Les quatre femmes se disperseront au fur et à mesure de l’avancée du ‘voyage’, vers une délivrance amoureuse ou familiale pour deux d’entre elles alors qu’une troisième ne s’en sortira pas aussi bien, son issue se révélant bien plus tragique. Seul le personnage interprété par Gloria Grahame sera présent jusqu’au bout ; c’est d’ailleurs sur elle que s’appesantissent surtout les scénaristes, faisant d’elle le protagoniste le plus fouillé, une femme forte mais néanmoins blessée par le fait d’avoir été ‘bannie’, doutant et pas spécialement fixée sur ce qu'elle veut faire de son avenir : refonder une ‘maison’ qu’elle dirigerait ou bien trouver l’homme de sa vie auprès duquel elle pourrait finir paisiblement sa vie. Gloria Grahame, au début de sa carrière, s’avérait déjà excellente actrice et l’on peut regretter qu’elle n’ait pas persévéré dans le western. La prestation de Robert Sterling est également une bonne surprise et nous rend également attachant cet homme attiré par la danseuse tout en repoussant ses avances pour des questions d’ordre moral ; cette réaction rendra dubitatif son jeune frère qui, s’étant pris d’une affection filiale pour cette femme qui lui apprend à lire, n’acceptera pas que son ainé refuse son amour et le lui reprochera violemment.

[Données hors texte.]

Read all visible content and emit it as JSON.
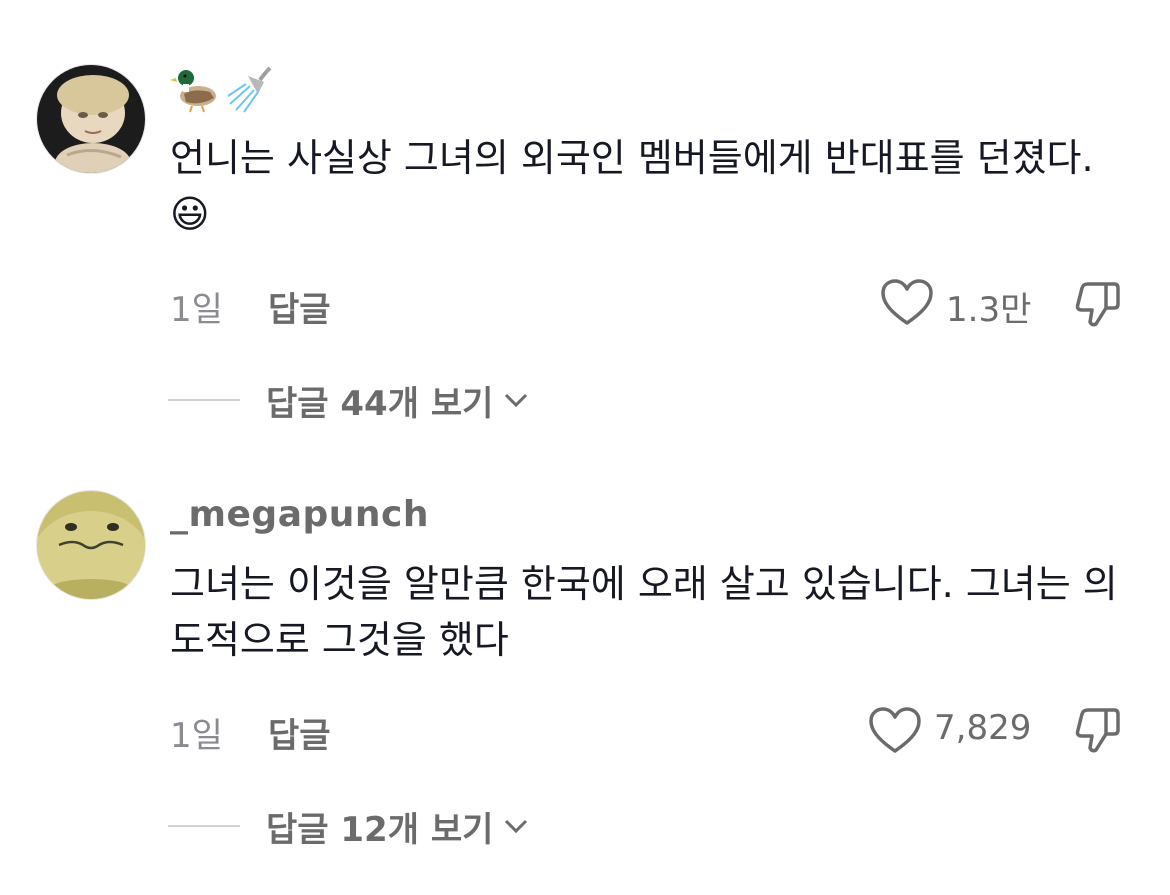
{
  "comments": [
    {
      "username": "",
      "username_icons": [
        "duck-emoji-icon",
        "shower-emoji-icon"
      ],
      "text": "언니는 사실상 그녀의 외국인 멤버들에게 반대표를 던졌다. 😃",
      "time": "1일",
      "reply_label": "답글",
      "likes": "1.3만",
      "view_replies": "답글 44개 보기"
    },
    {
      "username": "_megapunch",
      "text": "그녀는 이것을 알만큼 한국에 오래 살고 있습니다. 그녀는 의도적으로 그것을 했다",
      "time": "1일",
      "reply_label": "답글",
      "likes": "7,829",
      "view_replies": "답글 12개 보기"
    }
  ],
  "colors": {
    "text_primary": "#161823",
    "text_secondary": "#6b6b6b",
    "text_tertiary": "#8a8b91",
    "divider": "#d0d0d3"
  }
}
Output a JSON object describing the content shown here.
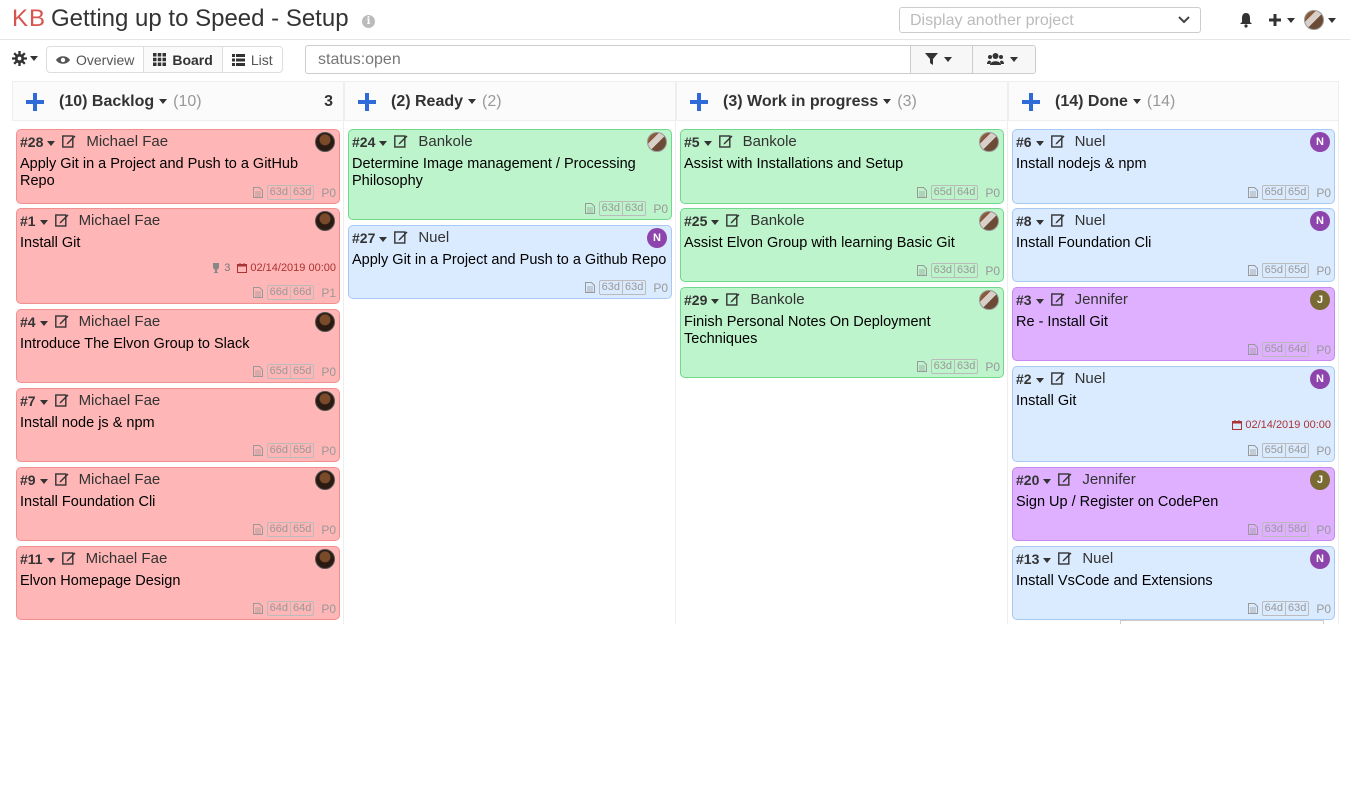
{
  "header": {
    "logo": "KB",
    "title": "Getting up to Speed - Setup",
    "project_select_placeholder": "Display another project"
  },
  "toolbar": {
    "views": [
      "Overview",
      "Board",
      "List"
    ],
    "active_view": "Board",
    "search_query": "status:open"
  },
  "columns": [
    {
      "name": "(10) Backlog",
      "count": "(10)",
      "limit": "3",
      "cards": [
        {
          "id": "#28",
          "owner": "Michael Fae",
          "title": "Apply Git in a Project and Push to a GitHub Repo",
          "ages": [
            "63d",
            "63d"
          ],
          "priority": "P0",
          "color": "red",
          "avatar": "photo"
        },
        {
          "id": "#1",
          "owner": "Michael Fae",
          "title": "Install Git",
          "score": "3",
          "due": "02/14/2019 00:00",
          "ages": [
            "66d",
            "66d"
          ],
          "priority": "P1",
          "color": "red",
          "avatar": "photo"
        },
        {
          "id": "#4",
          "owner": "Michael Fae",
          "title": "Introduce The Elvon Group to Slack",
          "ages": [
            "65d",
            "65d"
          ],
          "priority": "P0",
          "color": "red",
          "avatar": "photo"
        },
        {
          "id": "#7",
          "owner": "Michael Fae",
          "title": "Install node js & npm",
          "ages": [
            "66d",
            "65d"
          ],
          "priority": "P0",
          "color": "red",
          "avatar": "photo"
        },
        {
          "id": "#9",
          "owner": "Michael Fae",
          "title": "Install Foundation Cli",
          "ages": [
            "66d",
            "65d"
          ],
          "priority": "P0",
          "color": "red",
          "avatar": "photo"
        },
        {
          "id": "#11",
          "owner": "Michael Fae",
          "title": "Elvon Homepage Design",
          "ages": [
            "64d",
            "64d"
          ],
          "priority": "P0",
          "color": "red",
          "avatar": "photo"
        }
      ]
    },
    {
      "name": "(2) Ready",
      "count": "(2)",
      "limit": "",
      "cards": [
        {
          "id": "#24",
          "owner": "Bankole",
          "title": "Determine Image management / Processing Philosophy",
          "ages": [
            "63d",
            "63d"
          ],
          "priority": "P0",
          "color": "green",
          "avatar": "bank"
        },
        {
          "id": "#27",
          "owner": "Nuel",
          "title": "Apply Git in a Project and Push to a Github Repo",
          "ages": [
            "63d",
            "63d"
          ],
          "priority": "P0",
          "color": "blue",
          "avatar": "N"
        }
      ]
    },
    {
      "name": "(3) Work in progress",
      "count": "(3)",
      "limit": "",
      "cards": [
        {
          "id": "#5",
          "owner": "Bankole",
          "title": "Assist with Installations and Setup",
          "ages": [
            "65d",
            "64d"
          ],
          "priority": "P0",
          "color": "green",
          "avatar": "bank"
        },
        {
          "id": "#25",
          "owner": "Bankole",
          "title": "Assist Elvon Group with learning Basic Git",
          "ages": [
            "63d",
            "63d"
          ],
          "priority": "P0",
          "color": "green",
          "avatar": "bank"
        },
        {
          "id": "#29",
          "owner": "Bankole",
          "title": "Finish Personal Notes On Deployment Techniques",
          "ages": [
            "63d",
            "63d"
          ],
          "priority": "P0",
          "color": "green",
          "avatar": "bank"
        }
      ]
    },
    {
      "name": "(14) Done",
      "count": "(14)",
      "limit": "",
      "cards": [
        {
          "id": "#6",
          "owner": "Nuel",
          "title": "Install nodejs & npm",
          "ages": [
            "65d",
            "65d"
          ],
          "priority": "P0",
          "color": "blue",
          "avatar": "N"
        },
        {
          "id": "#8",
          "owner": "Nuel",
          "title": "Install Foundation Cli",
          "ages": [
            "65d",
            "65d"
          ],
          "priority": "P0",
          "color": "blue",
          "avatar": "N"
        },
        {
          "id": "#3",
          "owner": "Jennifer",
          "title": "Re - Install Git",
          "ages": [
            "65d",
            "64d"
          ],
          "priority": "P0",
          "color": "purple",
          "avatar": "J"
        },
        {
          "id": "#2",
          "owner": "Nuel",
          "title": "Install Git",
          "due": "02/14/2019 00:00",
          "ages": [
            "65d",
            "64d"
          ],
          "priority": "P0",
          "color": "blue",
          "avatar": "N"
        },
        {
          "id": "#20",
          "owner": "Jennifer",
          "title": "Sign Up / Register on CodePen",
          "ages": [
            "63d",
            "58d"
          ],
          "priority": "P0",
          "color": "purple",
          "avatar": "J"
        },
        {
          "id": "#13",
          "owner": "Nuel",
          "title": "Install VsCode and Extensions",
          "ages": [
            "64d",
            "63d"
          ],
          "priority": "P0",
          "color": "blue",
          "avatar": "N"
        }
      ]
    }
  ]
}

Le petit frère, c’est le Jody de The Yearling (Jody et le faon) qui tournera la même année que ce western dans un film remarquable, toujours de Clarence Brown, L’intrus (Intruder in the Dust). Il s'agit bien évidemment Claude Jarman Jr que l’on retrouvera l’année suivante dans le rôle du fils du couple John Wayne/Maureen O’Hara dans Rio Grande. Comme ses aînés, lui aussi nous offre une bonne interprétation.

D’ailleurs, la direction d’acteur est assez originale ; il semble qu’il ait été donné comme consignes aux comédiens de parler sans jamais hausser la voix et de ne surtout pas trop en faire ; ce qui amène une certaine douceur de ton et une sorte de sérénité à cette histoire se déroulant quasiment toute sa durée en extérieurs et faisant la part plus belle aux dialogues et aux relations entre les personnages qu’à l’action finalement restreinte à quelques rares séquences dont la fusillade finale plutôt bien faite. Signalons un ample et beau thème musical de Roy Webb accompagnant l’avancée du convoi ainsi que des paysages montagneux très bien utilisés. Si l’ensemble se révèle donc assez attachant et jamais ennuyeux, le scénario manque un peu trop d’épaisseur et d’enjeux dramatiques, la mise en scène d’ampleur et d’idées pour que le film arrive réellement à décoller, ne dépassant ainsi jamais le stade de l'honnête série B. Au final, loin d’être mémorable mais pas désagréable grâce à un ton pondéré, une absence de bruit et de fureur que son titre semblait pourtant vouloir annoncer, Roughshod se traduisant par ‘sans ménagement’.